Seven hundred and forty-five projects have gone through the assessment process since 1980. Two hundred and ninety projects are at various stages of the process and assessments are completed on twenty-five major projects a year. The reinforcement of the federal environmental assessment role will lead to dissension and conflict, sole responsibility for which will rest with the federal government, the very one who wanted to put an end to the provinces' vacillation where environmental assessment was concerned.
With no regard for the process in Quebec and the specific situation in each of the provinces, the federal government has stepped in and imposed a uniform system for all the provinces that adds nothing to what we in Quebec have been doing, with considerable success, for 15 years now. It is therefore not surprising that the minister makes no mention of the provinces' satisfaction with the new regulations being introduced.
This duplication, I need hardly repeat, is completely unproductive. Regulations in hand, the Minister of the Environment wishes to work with each province towards harmonization. The question is whether it will be based on federal or on provincial regulations.
Even more amazing, officials from Quebec and the other provinces have been working with federal officials for a year now on a harmonization project designed to define more clearly the environmental responsibilities of the two levels of government. These discussions, which are still ongoing, deal with the environmental assessment process in particular. With this sort of attitude on the part of the federal government, harmonization is headed nowhere.

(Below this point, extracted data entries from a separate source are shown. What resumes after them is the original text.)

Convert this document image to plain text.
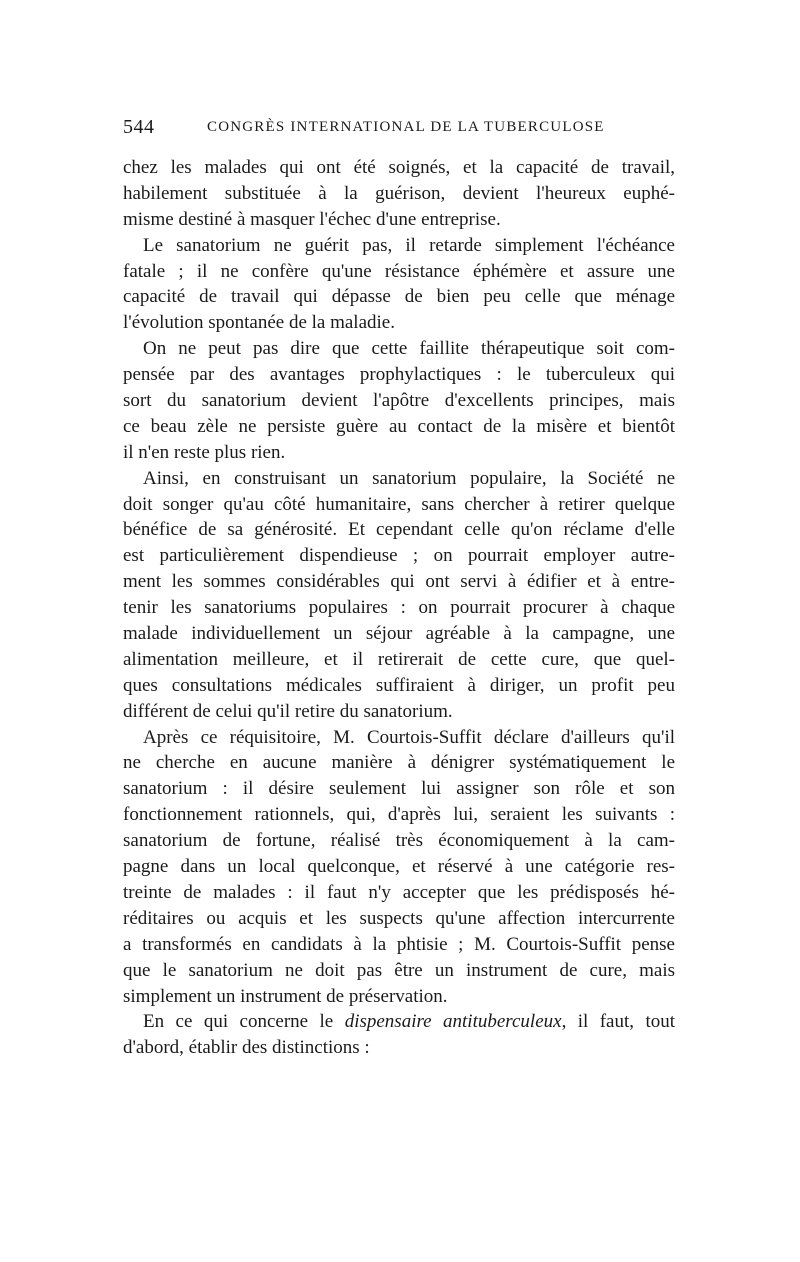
544	CONGRÈS INTERNATIONAL DE LA TUBERCULOSE
chez les malades qui ont été soignés, et la capacité de travail,
habilement substituée à la guérison, devient l'heureux euphé-
misme destiné à masquer l'échec d'une entreprise.
Le sanatorium ne guérit pas, il retarde simplement l'échéance
fatale ; il ne confère qu'une résistance éphémère et assure une
capacité de travail qui dépasse de bien peu celle que ménage
l'évolution spontanée de la maladie.
On ne peut pas dire que cette faillite thérapeutique soit com-
pensée par des avantages prophylactiques : le tuberculeux qui
sort du sanatorium devient l'apôtre d'excellents principes, mais
ce beau zèle ne persiste guère au contact de la misère et bientôt
il n'en reste plus rien.
Ainsi, en construisant un sanatorium populaire, la Société ne
doit songer qu'au côté humanitaire, sans chercher à retirer quelque
bénéfice de sa générosité. Et cependant celle qu'on réclame d'elle
est particulièrement dispendieuse ; on pourrait employer autre-
ment les sommes considérables qui ont servi à édifier et à entre-
tenir les sanatoriums populaires : on pourrait procurer à chaque
malade individuellement un séjour agréable à la campagne, une
alimentation meilleure, et il retirerait de cette cure, que quel-
ques consultations médicales suffiraient à diriger, un profit peu
différent de celui qu'il retire du sanatorium.
Après ce réquisitoire, M. Courtois-Suffit déclare d'ailleurs qu'il
ne cherche en aucune manière à dénigrer systématiquement le
sanatorium : il désire seulement lui assigner son rôle et son
fonctionnement rationnels, qui, d'après lui, seraient les suivants :
sanatorium de fortune, réalisé très économiquement à la cam-
pagne dans un local quelconque, et réservé à une catégorie res-
treinte de malades : il faut n'y accepter que les prédisposés hé-
réditaires ou acquis et les suspects qu'une affection intercurrente
a transformés en candidats à la phtisie ; M. Courtois-Suffit pense
que le sanatorium ne doit pas être un instrument de cure, mais
simplement un instrument de préservation.
En ce qui concerne le dispensaire antituberculeux, il faut, tout
d'abord, établir des distinctions :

Despite the minister's apparent goodwill, the act places environmental assessment under federal jurisdiction. There will be no delegation of responsibilities to the provinces, because a federal assessment is required, even if one has been done by the province. At best, an assessment could be conducted jointly with a province, theoretically anyway, since in practice the federal government would retain final responsibility for the process. As it has the right to participate in the appointment of the chairperson and to determine the mandate of the review panel, whose reports it wants to see, the federal government has exclusive authority in this area.
There is therefore a considerable contradiction between the spirit of the Canadian Environmental Protection Act and the Canadian Environmental Assessment Act. The existing equivalence agreements allow the provinces to settle certain pollution problems without the involvement of the federal government. This will not be the case here. The federal government is not interested in delegating this authority to the provinces.
The Minister of the Environment thinks that industry will be thrilled with this federal initiative. She is quite mistaken.
Last February, the director of the Centre patronal de l'environnement du Québec denounced the Environment minister's wish to make the environmental assessment process more rigorous. This group including more than 50 of Quebec's largest businesses and some 15 associations endorsed a request by the provinces to amend the federal law to provide for mutual recognition of assessments ordered by either level of government.
The Quebec industry is wary of federal legislation because it duplicates provincial legislation, which causes delays and can discourage private sector investment. So it is rather premature to maintain that the industry will applaud the federal regulations.
There is no question that the environmental impact of projects must be assessed in any society. Governments, businesses and conglomerates no longer undertake major building or development projects affecting waterways without first assessing their environmental impact. Such environmental assessments must be rigorous and methodical with a view to sustainable development.
However, the federal government's attitude toward environmental assessments suggests that confrontation with the provinces is the starting point for promulgating the Canadian Environmental Assessment Act.
If the new regulations to be published soon in the Gazette officielle du Québec reflect our apprehensions, this government has shown its usual intransigence and we can only denounce this practice.
Quebec, which has been a leader in environmental assessments in Canada and acted with exemplary consistency and rigour, will thus continue to assure Quebecers of an open, effective and full process.
From Quebec's viewpoint, the federal minister's initiative has nothing to do with better environmental management. It only appears to be an unjustified intervention in an area already very well managed by the Quebec government. This is another concrete proof of the federal government's ability and eagerness to create duplication and increase costs.